Published in the Journal of the American Medical Association (JAMA), the study found no significant difference in abortion-related deaths or complications based on setting. The researchers obtained their results by examining reports from 50,311 induced abortions among 49,287 women and comparing the performance of ambulatory surgery center (ASC) abortions to office abortions.

Among the 49,287 women who had abortions, 3.33 percent had adverse complications. Only 11 percent of the study’s total number of women had abortions in ambulatory surgical centers, while 89 percent had abortions in office-based settings.

Sarah Roberts, one of the study’s authors, wrote a USA Today Tuesday op-ed positing that the study shows “laws requiring women to have abortions (including second-trimester abortions) at ASCs do not actually protect their safety.” She adds that “these laws are not based on research evidence.” (RELATED: Health Providers Sue Because Indiana Insists Only Doctors Can Perform Abortions)

“We found that abortion is safe in both ASCs and office-based settings and that there is no significant difference in the safety of abortions in the two settings,” she wrote.

Abortions that have occurred in abortion clinics rather than hospitals have more than once resulted in disaster, however.
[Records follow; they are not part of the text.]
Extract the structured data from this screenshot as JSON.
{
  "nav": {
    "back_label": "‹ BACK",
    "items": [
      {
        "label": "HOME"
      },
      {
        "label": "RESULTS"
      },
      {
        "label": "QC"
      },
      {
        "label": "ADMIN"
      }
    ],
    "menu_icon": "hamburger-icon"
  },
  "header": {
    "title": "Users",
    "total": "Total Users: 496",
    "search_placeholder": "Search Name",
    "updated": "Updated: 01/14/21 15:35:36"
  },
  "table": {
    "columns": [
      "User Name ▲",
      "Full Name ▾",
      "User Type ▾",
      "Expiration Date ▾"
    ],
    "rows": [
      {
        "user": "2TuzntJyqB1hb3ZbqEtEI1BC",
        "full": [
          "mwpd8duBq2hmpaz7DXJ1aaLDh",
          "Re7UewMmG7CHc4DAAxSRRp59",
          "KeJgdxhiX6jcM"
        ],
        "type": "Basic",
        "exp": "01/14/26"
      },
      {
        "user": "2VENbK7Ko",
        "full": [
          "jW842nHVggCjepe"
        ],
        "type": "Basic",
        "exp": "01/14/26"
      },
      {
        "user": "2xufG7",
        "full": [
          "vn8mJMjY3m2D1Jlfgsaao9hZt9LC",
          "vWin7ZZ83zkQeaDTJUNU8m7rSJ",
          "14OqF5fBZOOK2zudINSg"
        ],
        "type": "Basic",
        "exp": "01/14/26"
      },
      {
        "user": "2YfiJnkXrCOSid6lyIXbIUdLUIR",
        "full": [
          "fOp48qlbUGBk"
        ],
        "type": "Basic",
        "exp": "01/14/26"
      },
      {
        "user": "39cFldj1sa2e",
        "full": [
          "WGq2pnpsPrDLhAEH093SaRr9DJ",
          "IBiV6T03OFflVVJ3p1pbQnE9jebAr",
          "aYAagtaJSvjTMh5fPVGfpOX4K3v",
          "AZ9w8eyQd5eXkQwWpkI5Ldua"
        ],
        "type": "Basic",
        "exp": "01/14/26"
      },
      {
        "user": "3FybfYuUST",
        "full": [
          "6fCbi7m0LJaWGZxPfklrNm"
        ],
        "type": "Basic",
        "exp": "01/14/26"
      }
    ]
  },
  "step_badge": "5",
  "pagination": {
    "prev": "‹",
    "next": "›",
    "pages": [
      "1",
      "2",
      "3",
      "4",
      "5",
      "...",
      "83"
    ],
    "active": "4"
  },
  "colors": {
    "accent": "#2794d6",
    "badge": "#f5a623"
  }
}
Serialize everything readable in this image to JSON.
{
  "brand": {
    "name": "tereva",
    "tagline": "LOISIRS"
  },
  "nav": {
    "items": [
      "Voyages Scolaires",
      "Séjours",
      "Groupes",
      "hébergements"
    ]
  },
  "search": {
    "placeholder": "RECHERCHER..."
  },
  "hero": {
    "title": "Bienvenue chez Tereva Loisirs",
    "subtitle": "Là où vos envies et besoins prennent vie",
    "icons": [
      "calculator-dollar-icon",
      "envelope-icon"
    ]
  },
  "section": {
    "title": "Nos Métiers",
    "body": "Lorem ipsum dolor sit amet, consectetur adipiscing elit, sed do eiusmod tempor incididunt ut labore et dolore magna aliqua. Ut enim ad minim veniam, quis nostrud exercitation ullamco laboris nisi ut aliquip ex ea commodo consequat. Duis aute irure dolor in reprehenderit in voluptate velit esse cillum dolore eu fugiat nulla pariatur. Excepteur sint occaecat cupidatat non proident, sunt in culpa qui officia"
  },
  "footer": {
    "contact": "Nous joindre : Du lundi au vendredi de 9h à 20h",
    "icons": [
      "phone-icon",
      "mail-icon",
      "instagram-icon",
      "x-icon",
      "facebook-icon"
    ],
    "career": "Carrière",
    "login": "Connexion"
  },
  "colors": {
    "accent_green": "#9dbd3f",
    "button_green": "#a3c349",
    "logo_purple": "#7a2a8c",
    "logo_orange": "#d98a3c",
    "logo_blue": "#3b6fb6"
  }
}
New York doctor Robert Rho let a patient bleed to death after a botched abortion in 2016. Obstetrician David Benjamin was convicted of murder after letting a patient bleed to death in 1995. Former Philadelphia abortion doctor Kermit Gosnell was also charged with three counts of first-degree murder and sentenced with life in prison in 2013 after years of medical malpractice and the murder of born-alive babies, according to The New York Times.

Planned Parenthood and other abortion providers have been pushing back against abortion restrictions, filing lawsuits in a number of states. Two health care providers and an abortion provider sued the state of Indiana on June 22 in an attempt to strike down its law, which states that all abortions after the first trimester be performed in a hospital or licensed surgical center.